Hannah Carey, Biotron director, said the rooms are carefully monitored to ensure accurate results for experiments. Carey is one of many researchers who has conducted groundbreaking research at the Biotron since it was built in the 1960s.

A control panel and staff closely monitor each room’s conditions, Carey said. Staff members carry pagers with them after hours should a room deviate at all from its set simulation, and rooms are equipped with multiple alarms that detect those changes.

“As a researcher, I don’t have to be on top of it all the time because we have this excellent staff and monitoring system,” Carey said.

The Biotron is the first place on earth where LED lights were used to grow plants, Bjorn Karlsson, Biotron’s greenhouse manager, said. In addition, the Biotron lab has conducted numerous space projects that have examined plant responses to microgravity. Because of this research, NASA astronauts at the International Space Station were able to produce food in space for the first time, he said.

Back on Earth, the Biotron is a major hub for potato research. Wisconsin is ranked third in the nation for potato production and 5 percent of the potatoes grown in the U.S. every year can be traced back to Biotron. 

Due to the recent rise of year-round temperatures, knowing how potatoes respond to heat stress has become increasingly important to the industry.

Currently at the lab, Paul Bethke and Jim Busse, professors from the department of horticulture, are studying how heat stress causes defects in potatoes and lowers their value. Another researcher from the horticulture department, Jiwan Palta, is studying how plants from a variety of genetic backgrounds might adapt differently to higher temperatures.

Though mostly plant and animal research occupy the Biotron lab, commercial clients also use the rooms to test how products withstand extreme conditions. Harley-Davidson, for example, tested gas tanks for durability under high light and temperature, according to the Biotron media packet.

Recently, Biotron has been in the spotlight due to a multi-year renovation, which was completed last year.
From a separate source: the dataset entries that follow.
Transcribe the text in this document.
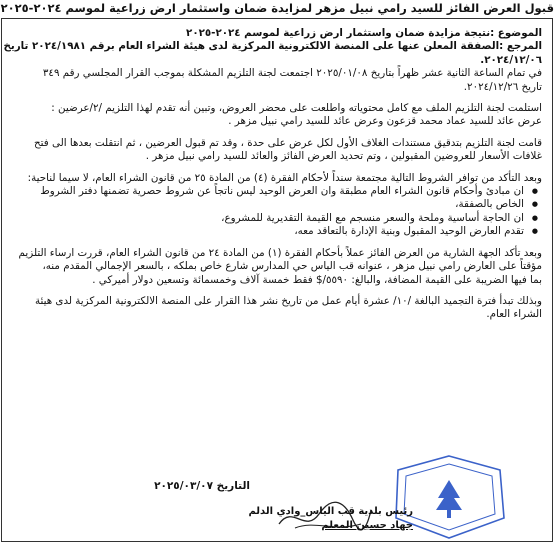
قبول العرض الفائز للسيد رامي نبيل مزهر لمزايدة ضمان واستثمار ارض زراعية لموسم ٢٠٢٤-٢٠٢٥
الموضوع :نتيجة مزايدة ضمان واستثمار ارض زراعية لموسم ٢٠٢٤-٢٠٢٥
المرجع :الصفقة المعلن عنها على المنصة الالكترونية المركزية لدى هيئة الشراء العام برقم ٢٠٢٤/١٩٨١ تاريخ
٢٠٢٤/١٢/٠٦.
في تمام الساعة الثانية عشر ظهراً بتاريخ ٢٠٢٥/٠١/٠٨ اجتمعت لجنة التلزيم المشكلة بموجب القرار المجلسي رقم ٣٤٩
تاريخ ٢٠٢٤/١٢/٢٦.
استلمت لجنة التلزيم الملف مع كامل محتوياته واطلعت على محضر العروض، وتبين أنه تقدم لهذا التلزيم /٢/عرضين :
عرض عائد للسيد عماد محمد قزعون وعرض عائد للسيد رامي نبيل مزهر .
قامت لجنة التلزيم بتدقيق مستندات الغلاف الأول لكل عرض على حدة ، وقد تم قبول العرضين ، ثم انتقلت بعدها الى فتح
غلافات الأسعار للعروضين المقبولين ، وتم تحديد العرض الفائز والعائد للسيد رامي نبيل مزهر .
وبعد التأكد من توافر الشروط التالية مجتمعة سنداً لأحكام الفقرة (٤) من المادة ٢٥ من قانون الشراء العام، لا سيما لناحية:
● ان مبادئ وأحكام قانون الشراء العام مطبقة وان العرض الوحيد ليس ناتجاً عن شروط حصرية تضمنها دفتر الشروط
● الخاص بالصفقة،
● ان الحاجة أساسية وملحة والسعر منسجم مع القيمة التقديرية للمشروع،
● تقدم العارض الوحيد المقبول وبنية الإدارة بالتعاقد معه،
وبعد تأكد الجهة الشارية من العرض الفائز عملاً بأحكام الفقرة (١) من المادة ٢٤ من قانون الشراء العام، قررت ارساء التلزيم
مؤقتاً على العارض رامي نبيل مزهر ، عنوانه قب الياس حي المدارس شارع خاص بملكه ، بالسعر الإجمالي المقدم منه،
بما فيها الضريبة على القيمة المضافة، والبالغ: ٥٥٩٠/$ فقط خمسة آلاف وخمسمائة وتسعين دولار أميركي .
وبذلك تبدأ فترة التجميد البالغة /١٠/ عشرة أيام عمل من تاريخ نشر هذا القرار على المنصة الالكترونية المركزية لدى هيئة
الشراء العام.
التاريخ ٢٠٢٥/٠٣/٠٧
رئيس بلدية قب الياس_وادي الدلم
جهاد حسين المعلم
But most of the upgrades cannot be seen because they took place behind the walls.

“The [purpose] was to optimize energy efficiency so that we can continue to have desert environments right next to arctic environments without consuming huge amounts of energy,” Isabelle Girard, associate director of Biotron, said.

Karlsson said the lab’s work in expanding technology will become even more important in the future.

“I see the future of the Biotron as becoming increasingly important because the world is becoming more urbanized. By 2050, 75 percent of the world’s population will be urban,” Karlsson said. “This will push people to create and grow food in urban areas — in controlled environments. The Biotron can provide a very strong research platform from which to expand those technologies.”